6.25.2011

Goin' Postal...er, "Digital"


I've mentioned in my zine and maybe even here in the blog that when I was a design student, I would save cool-lookin' pages from magazines that I was about to toss. Quite frequently, a lot of those sheets met the business end of an X-Acto™ knife, and the images they held were layered into collage pieces that I was rockin' at that time. Other pages were stored away in binders to be mined later for inspiration or design ideas.

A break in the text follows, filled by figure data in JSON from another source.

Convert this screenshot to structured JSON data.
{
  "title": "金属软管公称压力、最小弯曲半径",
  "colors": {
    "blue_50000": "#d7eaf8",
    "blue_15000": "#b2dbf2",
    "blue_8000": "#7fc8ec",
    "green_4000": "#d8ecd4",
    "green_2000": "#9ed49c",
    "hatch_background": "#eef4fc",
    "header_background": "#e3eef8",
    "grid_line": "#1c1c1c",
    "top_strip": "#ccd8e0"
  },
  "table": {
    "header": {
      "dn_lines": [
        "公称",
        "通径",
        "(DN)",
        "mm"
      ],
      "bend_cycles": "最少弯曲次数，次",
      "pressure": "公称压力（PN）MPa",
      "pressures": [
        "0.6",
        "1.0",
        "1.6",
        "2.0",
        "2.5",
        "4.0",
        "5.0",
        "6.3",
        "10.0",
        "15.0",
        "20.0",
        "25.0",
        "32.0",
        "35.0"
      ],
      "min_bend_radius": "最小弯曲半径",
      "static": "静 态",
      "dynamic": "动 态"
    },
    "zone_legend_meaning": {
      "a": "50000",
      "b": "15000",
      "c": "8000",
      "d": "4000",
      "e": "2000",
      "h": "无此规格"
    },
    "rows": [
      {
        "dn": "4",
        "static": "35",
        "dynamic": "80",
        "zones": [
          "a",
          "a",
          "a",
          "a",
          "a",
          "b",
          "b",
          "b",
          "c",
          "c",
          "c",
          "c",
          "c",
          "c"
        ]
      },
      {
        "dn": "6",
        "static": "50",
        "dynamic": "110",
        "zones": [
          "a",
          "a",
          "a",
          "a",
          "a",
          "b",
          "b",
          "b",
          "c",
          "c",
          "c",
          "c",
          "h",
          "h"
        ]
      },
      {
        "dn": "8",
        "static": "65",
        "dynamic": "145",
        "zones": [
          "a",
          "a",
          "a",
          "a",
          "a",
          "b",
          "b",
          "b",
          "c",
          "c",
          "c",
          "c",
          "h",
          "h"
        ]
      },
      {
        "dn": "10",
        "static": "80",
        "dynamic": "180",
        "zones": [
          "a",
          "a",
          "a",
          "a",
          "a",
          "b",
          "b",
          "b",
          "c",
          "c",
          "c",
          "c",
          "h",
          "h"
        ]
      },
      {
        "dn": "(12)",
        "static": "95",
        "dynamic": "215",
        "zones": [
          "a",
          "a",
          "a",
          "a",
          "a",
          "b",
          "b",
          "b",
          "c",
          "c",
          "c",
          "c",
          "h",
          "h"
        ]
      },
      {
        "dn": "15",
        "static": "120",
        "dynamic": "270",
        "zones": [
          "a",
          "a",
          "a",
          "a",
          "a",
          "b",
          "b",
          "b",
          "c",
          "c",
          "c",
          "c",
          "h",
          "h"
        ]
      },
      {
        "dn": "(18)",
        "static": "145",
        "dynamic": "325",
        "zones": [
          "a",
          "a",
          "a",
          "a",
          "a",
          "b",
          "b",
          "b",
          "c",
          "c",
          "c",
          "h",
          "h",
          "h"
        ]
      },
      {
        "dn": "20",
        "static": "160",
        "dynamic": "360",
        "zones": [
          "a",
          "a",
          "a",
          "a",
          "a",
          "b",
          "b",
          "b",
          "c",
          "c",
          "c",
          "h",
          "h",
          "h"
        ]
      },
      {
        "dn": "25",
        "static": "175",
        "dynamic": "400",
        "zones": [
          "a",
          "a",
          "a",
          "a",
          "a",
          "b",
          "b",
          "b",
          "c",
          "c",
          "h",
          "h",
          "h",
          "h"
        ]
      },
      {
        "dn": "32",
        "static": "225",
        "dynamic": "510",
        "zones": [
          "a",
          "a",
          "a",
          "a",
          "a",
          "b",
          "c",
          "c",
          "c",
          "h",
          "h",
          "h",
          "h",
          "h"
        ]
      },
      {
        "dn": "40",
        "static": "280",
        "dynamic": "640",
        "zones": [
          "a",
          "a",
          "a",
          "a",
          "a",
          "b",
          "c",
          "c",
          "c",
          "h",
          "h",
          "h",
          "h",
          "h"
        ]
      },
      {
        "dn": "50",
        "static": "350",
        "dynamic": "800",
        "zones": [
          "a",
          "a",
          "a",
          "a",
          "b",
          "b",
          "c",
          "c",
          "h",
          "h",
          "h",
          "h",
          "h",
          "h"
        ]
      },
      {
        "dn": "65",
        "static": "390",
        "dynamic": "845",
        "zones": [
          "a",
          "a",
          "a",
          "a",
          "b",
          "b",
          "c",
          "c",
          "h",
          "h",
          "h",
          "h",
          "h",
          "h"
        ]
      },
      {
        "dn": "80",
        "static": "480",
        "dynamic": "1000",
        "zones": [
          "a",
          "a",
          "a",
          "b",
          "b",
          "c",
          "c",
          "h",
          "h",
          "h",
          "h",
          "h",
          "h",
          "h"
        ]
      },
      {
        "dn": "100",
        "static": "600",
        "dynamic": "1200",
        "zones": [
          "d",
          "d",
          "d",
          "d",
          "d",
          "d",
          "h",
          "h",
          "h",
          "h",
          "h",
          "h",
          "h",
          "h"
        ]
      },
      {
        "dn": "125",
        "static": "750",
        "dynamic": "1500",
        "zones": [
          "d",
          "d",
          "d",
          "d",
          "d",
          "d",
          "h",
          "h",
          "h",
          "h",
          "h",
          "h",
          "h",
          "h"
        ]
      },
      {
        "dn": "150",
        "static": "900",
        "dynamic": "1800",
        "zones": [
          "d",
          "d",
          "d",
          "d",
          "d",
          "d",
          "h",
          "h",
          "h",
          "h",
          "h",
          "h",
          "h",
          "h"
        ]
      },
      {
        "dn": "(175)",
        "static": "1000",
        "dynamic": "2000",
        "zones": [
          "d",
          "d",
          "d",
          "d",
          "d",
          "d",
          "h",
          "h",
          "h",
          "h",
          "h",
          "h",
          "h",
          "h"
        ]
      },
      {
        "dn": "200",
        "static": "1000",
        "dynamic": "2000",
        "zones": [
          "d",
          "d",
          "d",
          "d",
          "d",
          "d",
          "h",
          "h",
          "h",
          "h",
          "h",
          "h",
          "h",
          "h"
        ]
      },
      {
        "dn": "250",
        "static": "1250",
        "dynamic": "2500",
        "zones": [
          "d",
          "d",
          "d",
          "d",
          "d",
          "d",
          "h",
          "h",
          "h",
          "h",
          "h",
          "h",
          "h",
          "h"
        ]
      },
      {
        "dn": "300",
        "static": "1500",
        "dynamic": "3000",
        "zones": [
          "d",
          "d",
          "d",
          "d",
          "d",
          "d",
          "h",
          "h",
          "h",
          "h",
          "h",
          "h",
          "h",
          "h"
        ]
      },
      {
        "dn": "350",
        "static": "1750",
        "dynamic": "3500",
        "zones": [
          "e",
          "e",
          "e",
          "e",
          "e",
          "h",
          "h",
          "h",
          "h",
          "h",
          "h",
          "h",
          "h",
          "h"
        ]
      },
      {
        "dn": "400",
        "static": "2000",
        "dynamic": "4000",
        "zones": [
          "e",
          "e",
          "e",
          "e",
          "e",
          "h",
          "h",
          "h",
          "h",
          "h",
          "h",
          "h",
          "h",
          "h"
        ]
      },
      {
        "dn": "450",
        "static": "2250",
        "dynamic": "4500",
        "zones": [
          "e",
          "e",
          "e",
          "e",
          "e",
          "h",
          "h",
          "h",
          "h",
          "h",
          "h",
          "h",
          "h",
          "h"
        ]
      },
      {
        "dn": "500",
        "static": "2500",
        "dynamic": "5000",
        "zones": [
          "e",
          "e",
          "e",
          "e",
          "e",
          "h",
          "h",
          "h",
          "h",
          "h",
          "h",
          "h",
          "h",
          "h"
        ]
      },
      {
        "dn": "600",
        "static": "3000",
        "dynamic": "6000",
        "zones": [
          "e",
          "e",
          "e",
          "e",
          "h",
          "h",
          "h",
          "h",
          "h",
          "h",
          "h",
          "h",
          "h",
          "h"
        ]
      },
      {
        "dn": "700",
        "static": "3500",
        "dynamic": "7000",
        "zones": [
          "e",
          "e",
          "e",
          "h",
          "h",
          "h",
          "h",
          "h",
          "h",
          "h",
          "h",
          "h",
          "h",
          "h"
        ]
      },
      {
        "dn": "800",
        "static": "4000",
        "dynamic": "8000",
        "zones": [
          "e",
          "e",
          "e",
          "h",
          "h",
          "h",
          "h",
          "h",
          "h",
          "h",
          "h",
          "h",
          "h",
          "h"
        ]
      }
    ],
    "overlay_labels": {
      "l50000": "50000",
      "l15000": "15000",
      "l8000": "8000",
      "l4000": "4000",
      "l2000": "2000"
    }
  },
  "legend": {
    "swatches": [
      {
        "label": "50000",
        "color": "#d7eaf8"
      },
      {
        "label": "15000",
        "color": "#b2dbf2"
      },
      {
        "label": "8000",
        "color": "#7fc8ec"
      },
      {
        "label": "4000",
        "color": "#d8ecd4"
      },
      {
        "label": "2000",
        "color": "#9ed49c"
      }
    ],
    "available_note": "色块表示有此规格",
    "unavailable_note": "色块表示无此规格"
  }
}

Well, it has been in my head to do this for some time now, but I have finally begun to digitize a lot of the stuff that was collected then. Those old pages don't appear to have much influence on my current work, but I still can't bring myself to just trash 'em. Digitizing and uploading them to share on the web seems like a much better way to go. There's lots of blog-able material there.

I've decided that some of the pages will be tagged or watermarked and some won't. It just really depends on how I feel at the time. This isn't being done to assume some undeserved credit for the actual imagery, but because it's my ass that has kept these items safely archived for 15+ years, and also my ass that is doing the job of digitizing them for posterity. (I say this for the pricks out there who complain about watermarks on images–like me!)

There are other things that I have collected over the years that will also be scanned for posting, like comics, graphic novels and even mixtapes. And there's a good reason for all of this.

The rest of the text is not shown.